Por Carlos
Semorile
“El verso siempre recuerda que fue un arte
oral antes de ser un arte escrito, recuerda que fue un canto”. Jorge Luis
Borges.
¿Qué tradujo Buenaventura Luna?
Pongamos un ejemplo: como sus antepasados irlandeses, Dojorti se ocupó de
traducir los nombres de la toponimia regional, comenzando por los de Huaco y
Jáchal, originarios de los pueblos capayanes y yacampis de la nación diaguita
que hacia 1608 fueron desplazados por los españoles -en el mismo momento en que
el jefe del clan Dougherty caía combatiendo a los británicos para impedir la Plantación del Ulster
con colonos ingleses y escoceses-.
¿Qué otra cosa tradujo Dojorti?
Tradujo la biblioteca de su padre cuando dijo que “muy posiblemente la
verdad de la historia está más en las cruces de los llanos, que en los borrones
de los libros”. Para
llegar a traducir de este modo, había prestado su oído a dos tradiciones en
pugna: la de su abuelo que “anduvo en armas parando montoneras”, y
la de los labriegos y
arrieros de los fogones, que mantuvieron viva y palpitante la memoria los
caudillos montoneros que pasaron por Huaco.
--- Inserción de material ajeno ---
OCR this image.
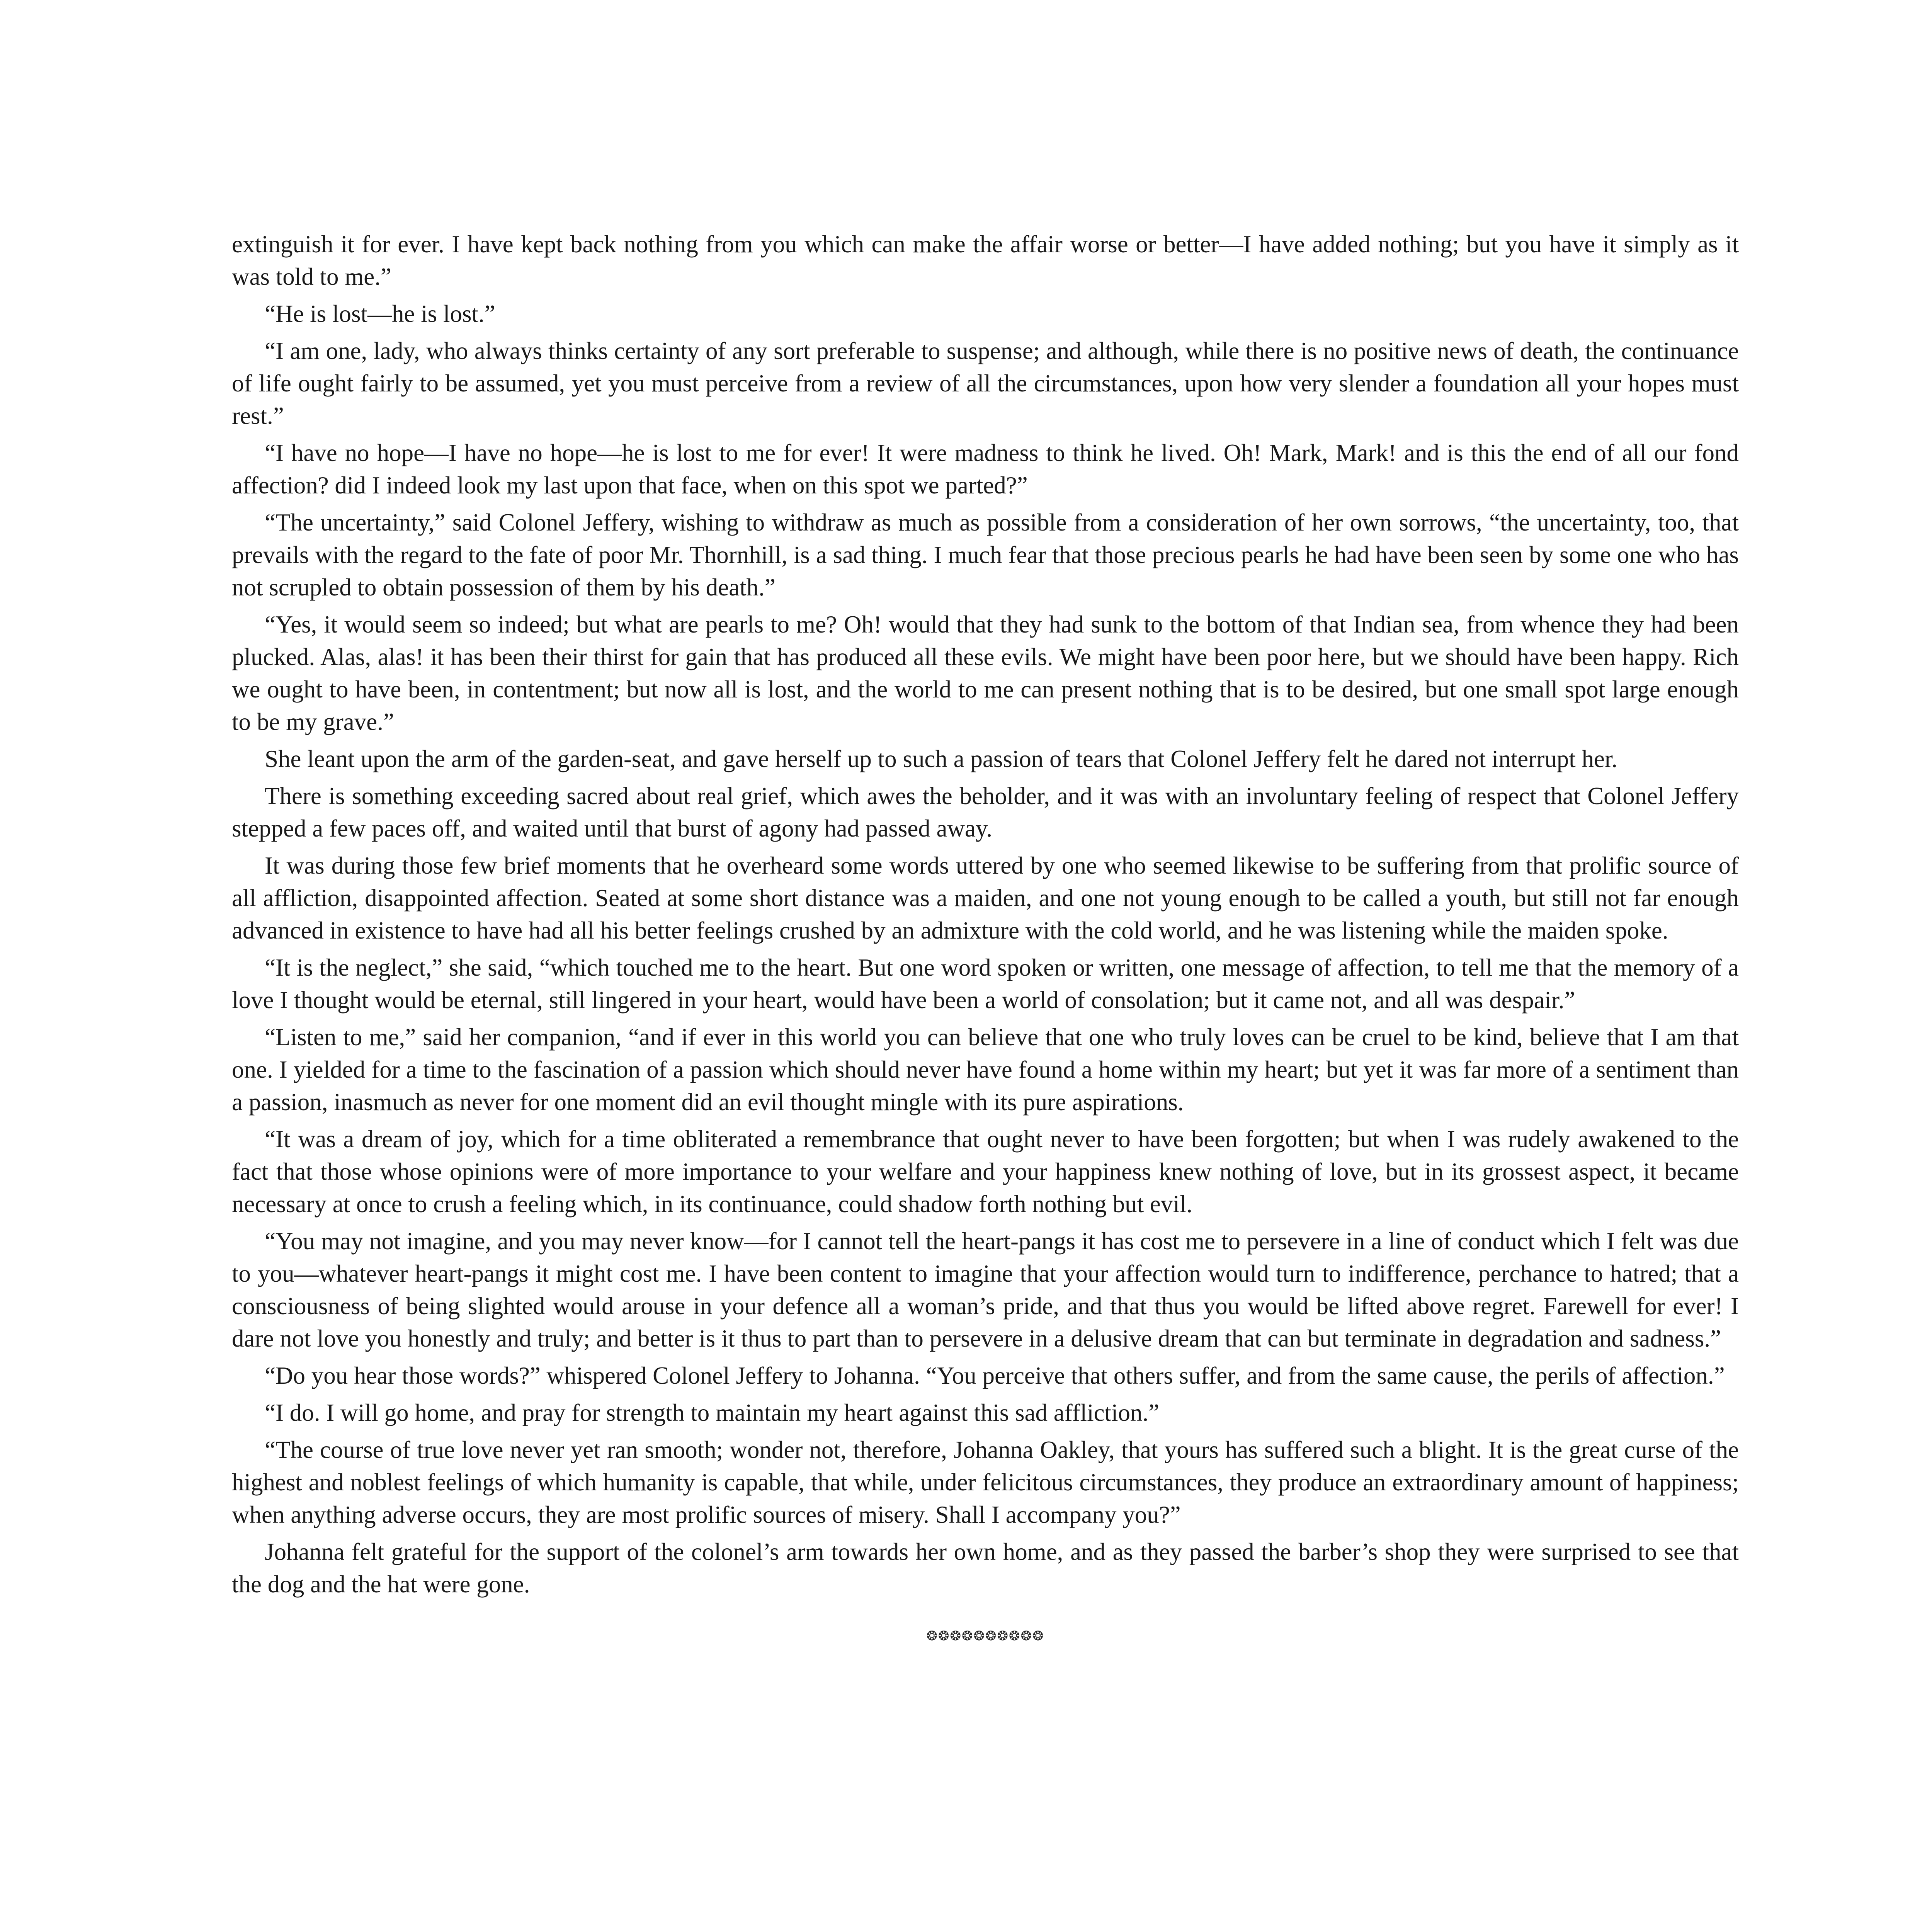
extinguish it for ever. I have kept back nothing from you which can make the affair worse or better—I have added nothing; but you have it simply as it was told to me.”

“He is lost—he is lost.”

“I am one, lady, who always thinks certainty of any sort preferable to suspense; and although, while there is no positive news of death, the continuance of life ought fairly to be assumed, yet you must perceive from a review of all the circumstances, upon how very slender a foundation all your hopes must rest.”

“I have no hope—I have no hope—he is lost to me for ever! It were madness to think he lived. Oh! Mark, Mark! and is this the end of all our fond affection? did I indeed look my last upon that face, when on this spot we parted?”

“The uncertainty,” said Colonel Jeffery, wishing to withdraw as much as possible from a consideration of her own sorrows, “the uncertainty, too, that prevails with the regard to the fate of poor Mr. Thornhill, is a sad thing. I much fear that those precious pearls he had have been seen by some one who has not scrupled to obtain possession of them by his death.”

“Yes, it would seem so indeed; but what are pearls to me? Oh! would that they had sunk to the bottom of that Indian sea, from whence they had been plucked. Alas, alas! it has been their thirst for gain that has produced all these evils. We might have been poor here, but we should have been happy. Rich we ought to have been, in contentment; but now all is lost, and the world to me can present nothing that is to be desired, but one small spot large enough to be my grave.”

She leant upon the arm of the garden-seat, and gave herself up to such a passion of tears that Colonel Jeffery felt he dared not interrupt her.

There is something exceeding sacred about real grief, which awes the beholder, and it was with an involuntary feeling of respect that Colonel Jeffery stepped a few paces off, and waited until that burst of agony had passed away.

It was during those few brief moments that he overheard some words uttered by one who seemed likewise to be suffering from that prolific source of all affliction, disappointed affection. Seated at some short distance was a maiden, and one not young enough to be called a youth, but still not far enough advanced in existence to have had all his better feelings crushed by an admixture with the cold world, and he was listening while the maiden spoke.

“It is the neglect,” she said, “which touched me to the heart. But one word spoken or written, one message of affection, to tell me that the memory of a love I thought would be eternal, still lingered in your heart, would have been a world of consolation; but it came not, and all was despair.”

“Listen to me,” said her companion, “and if ever in this world you can believe that one who truly loves can be cruel to be kind, believe that I am that one. I yielded for a time to the fascination of a passion which should never have found a home within my heart; but yet it was far more of a sentiment than a passion, inasmuch as never for one moment did an evil thought mingle with its pure aspirations.

“It was a dream of joy, which for a time obliterated a remembrance that ought never to have been forgotten; but when I was rudely awakened to the fact that those whose opinions were of more importance to your welfare and your happiness knew nothing of love, but in its grossest aspect, it became necessary at once to crush a feeling which, in its continuance, could shadow forth nothing but evil.

“You may not imagine, and you may never know—for I cannot tell the heart-pangs it has cost me to persevere in a line of conduct which I felt was due to you—whatever heart-pangs it might cost me. I have been content to imagine that your affection would turn to indifference, perchance to hatred; that a consciousness of being slighted would arouse in your defence all a woman’s pride, and that thus you would be lifted above regret. Farewell for ever! I dare not love you honestly and truly; and better is it thus to part than to persevere in a delusive dream that can but terminate in degradation and sadness.”

“Do you hear those words?” whispered Colonel Jeffery to Johanna. “You perceive that others suffer, and from the same cause, the perils of affection.”

“I do. I will go home, and pray for strength to maintain my heart against this sad affliction.”

“The course of true love never yet ran smooth; wonder not, therefore, Johanna Oakley, that yours has suffered such a blight. It is the great curse of the highest and noblest feelings of which humanity is capable, that while, under felicitous circumstances, they produce an extraordinary amount of happiness; when anything adverse occurs, they are most prolific sources of misery. Shall I accompany you?”

Johanna felt grateful for the support of the colonel’s arm towards her own home, and as they passed the barber’s shop they were surprised to see that the dog and the hat were gone.

❂❂❂❂❂❂❂❂❂❂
Años más tarde, reivindicaba “mi frotamiento personal con los arrieros,
labriegos y pastores de mi tierra, analfabetos, sí, a los cuales siempre tuve
por cultos en despecho de modales que a los cultistas podían parecerles
rústicos o bárbaros”. Como puede verse, otra traducción que deviene de la
resignificación de los códigos establecidos.
En esa línea, llegó a reformular
el conocido dilema sarmientino entre civilización y barbarie, y lo hizo de un
modo que lo sitúa como un traductor avezado: “Una forma de civilización puede derrumbarse y se derrumba; pero la
cultura no. A la larga el hombre siente la necesidad de buscarse en lo
nacional, en sus cantares y en sus coplas”.
Desde esta comprensión, tradujo
su atenta escucha del habla popular y la plasmó en cuentos, poemas y canciones.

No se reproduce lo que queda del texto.